Ninth-year running back Ameer Abdullah is a stalwart for the Raiders on third down and special teams. He doubles as a locker-room leader.
The 30-year-old former Nebraska standout spoke with the Review-Journal about his career and interests outside of football:
RJ: Youngest of nine, right? What was that dynamic like for you growing up?
Abdullah: I never won a fight. I’ve never been right. Never had anything new. Everything’s always been hand-me-downs. It’s probably the best place being in the family, rounding up the group. You’ve got a lot of people who’ve experienced a lot of life to teach you a lot things. Especially having six sisters. It was really special because women sometimes can be difficult to understand in this world. I’ve had great examples with my sisters who helped me understand what it means to take care of a woman and also be there for them. It was really special and good for me.
RJ: Growing up in SEC country in Alabama, how did that form your passion for football?
Abdullah: It ain’t much else besides football for the most part. That’s what we know. That’s what we do. I take pride in Alabama putting out some of the most NFL players. It’s one of the smallest states population-wise, so I take great pride in that. Being in a state where college football is glorified, it kept me step-by-step micro-focused on what was most important. Not having a pro team around and not having some of those major markets around kept me focused on the next step all the time.
RJ: But Alabama, Auburn and some of those programs, they didn’t want you to play running back, did they?
Abdullah: None of those schools actually ever officially offered me. I was definitely overlooked. I was kind of a diamond in the rough. Coach Bo Pelini came and found me from the University of Nebraska and he loved my game. Every SEC school overlooked me. They had a lot of interest. They would come to games. I would score four touchdowns but it wasn’t enough. A lot of it came down to what they thought I would be limited to being in my size. As you can see, a lot of that stuff didn’t really matter.
RJ: You enrolled at Nebraska as it was transitioning into the Big Ten from the Big 12. What was that like?
Abdullah: It was different. I had never really seen real snow. I was really homesick my first two years, but going to a program that was set on running the football really taught me a lot more about offensive structure because blocking schemes are the skeleton of an offense. … That probably was the best thing for me and then going to a school where they had established backs there already I had to learn behind — like Rex Burkhead — really helped me mature as a young player.

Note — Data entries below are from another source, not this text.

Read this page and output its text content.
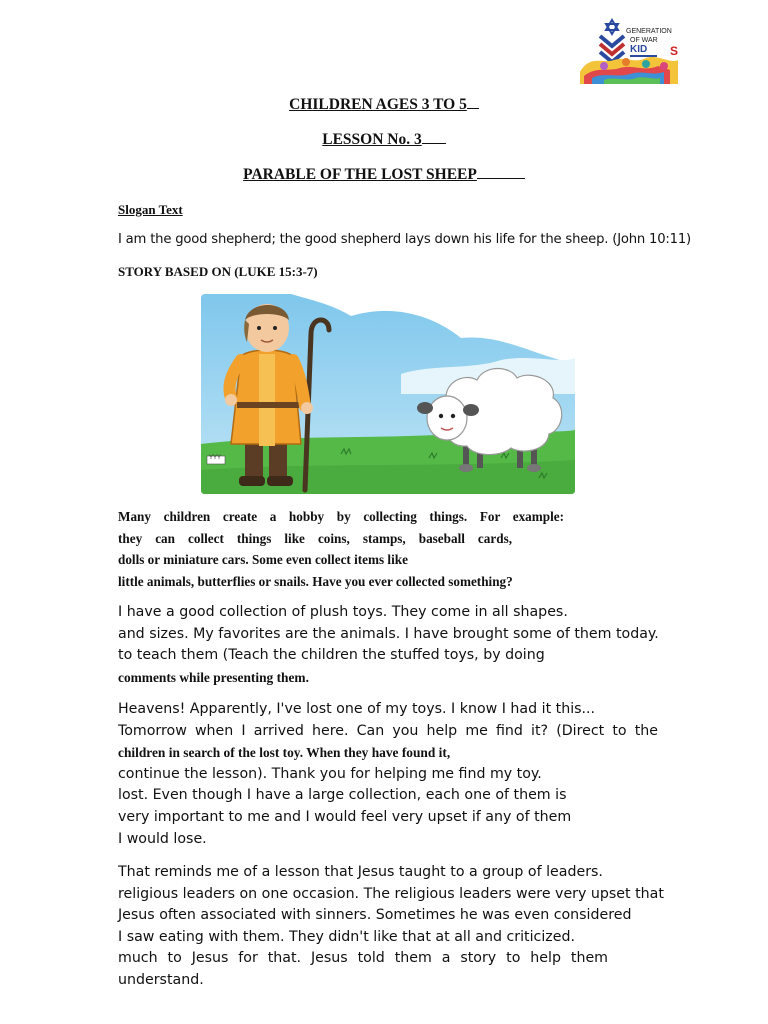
GENERATION
OF WAR
KID	S
CHILDREN AGES 3 TO 5
LESSON No. 3
PARABLE OF THE LOST SHEEP
Slogan Text
I am the good shepherd; the good shepherd lays down his life for the sheep. (John 10:11)
STORY BASED ON (LUKE 15:3-7)
YYY
Many children create a hobby by collecting things. For example:
they can collect things like coins, stamps, baseball cards,
dolls or miniature cars. Some even collect items like
little animals, butterflies or snails. Have you ever collected something?
I have a good collection of plush toys. They come in all shapes.
and sizes. My favorites are the animals. I have brought some of them today.
to teach them (Teach the children the stuffed toys, by doing
comments while presenting them.
Heavens! Apparently, I've lost one of my toys. I know I had it this...
Tomorrow when I arrived here. Can you help me find it? (Direct to the
children in search of the lost toy. When they have found it,
continue the lesson). Thank you for helping me find my toy.
lost. Even though I have a large collection, each one of them is
very important to me and I would feel very upset if any of them
I would lose.
That reminds me of a lesson that Jesus taught to a group of leaders.
religious leaders on one occasion. The religious leaders were very upset that
Jesus often associated with sinners. Sometimes he was even considered
I saw eating with them. They didn't like that at all and criticized.
much to Jesus for that. Jesus told them a story to help them
understand.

RJ: You were draft eligible after a strong junior season but came back to get your degree. Why was that important for you?
Abdullah: I didn’t want to keep that door open and circle back to it later. Because you may not be that same energetic person at the time. I may not meet school the same way when I was young and ambitious to learn. When you get older, you get a little bit more entitled sometimes because you feel like you know everything. I wanted to make sure I finished what I started in the moment that I started it.
RJ: Since we’re speaking about the Big Ten, thoughts on the conference?
Abdullah: I don’t even know what it is anymore. Geographically, it makes no sense. But I think it’s good academically for one. I would love for Notre Dame to jump in there, too. But (the conference) is going to be really, really competitive coming up here soon. Nebraska just signed the No. 1 quarterback in the country, Dylan Raiola. I’ve known Dylan since he was 8 years old.
Abdullah: Yeah, his father went to Nebraska, Dominic Raiola. He was the strength coach when I was with the Detroit Lions and Dylan would be in there all the time working out after school. It’s funny, he was dedicated then to really understanding the game. He loved being around the game. To see him grow into the No. 1 quarterback in the country, it’s like “Dang, man.”
RJ: How excited were you when you saw he committed?
Abdullah: Really excited because I know what kind of momentum that can build for a program when you sign someone of that caliber. Other players want to play with them. If he has success early, that can only turn the tide for the Huskers, which I’ve been hoping for. Since I’ve left, there haven’t been many ranked seasons. We’re definitely a team that makes college football better.
RJ: You’ve studied jiu-jitsu. What was that like?
Abdullah: It’s really more so about being a warrior in a garden as opposed to a garden at war. It’s better to have skills and not need them than need the skills and not have them. Along with a lot of the self-defense training that you can learn from martial arts comes a lot of spiritual balance. A lot of patience. A lot of discipline. That’s something I really take pride in.
RJ: What do you feel like has been the key to your longevity?
Abdullah: For one, remembering that I’m playing a child’s game. Keeping it fun. What I mean by that is not making it ever too much about the work. Making it more so about the opportunity to get that I’m doing it as opposed to I have to do something. And then really just taking care of my body, taking care of my spirituality. Once you find a smooth routine, the years go by, the days go by fast. I’m in year nine now with a lot of football ahead of me.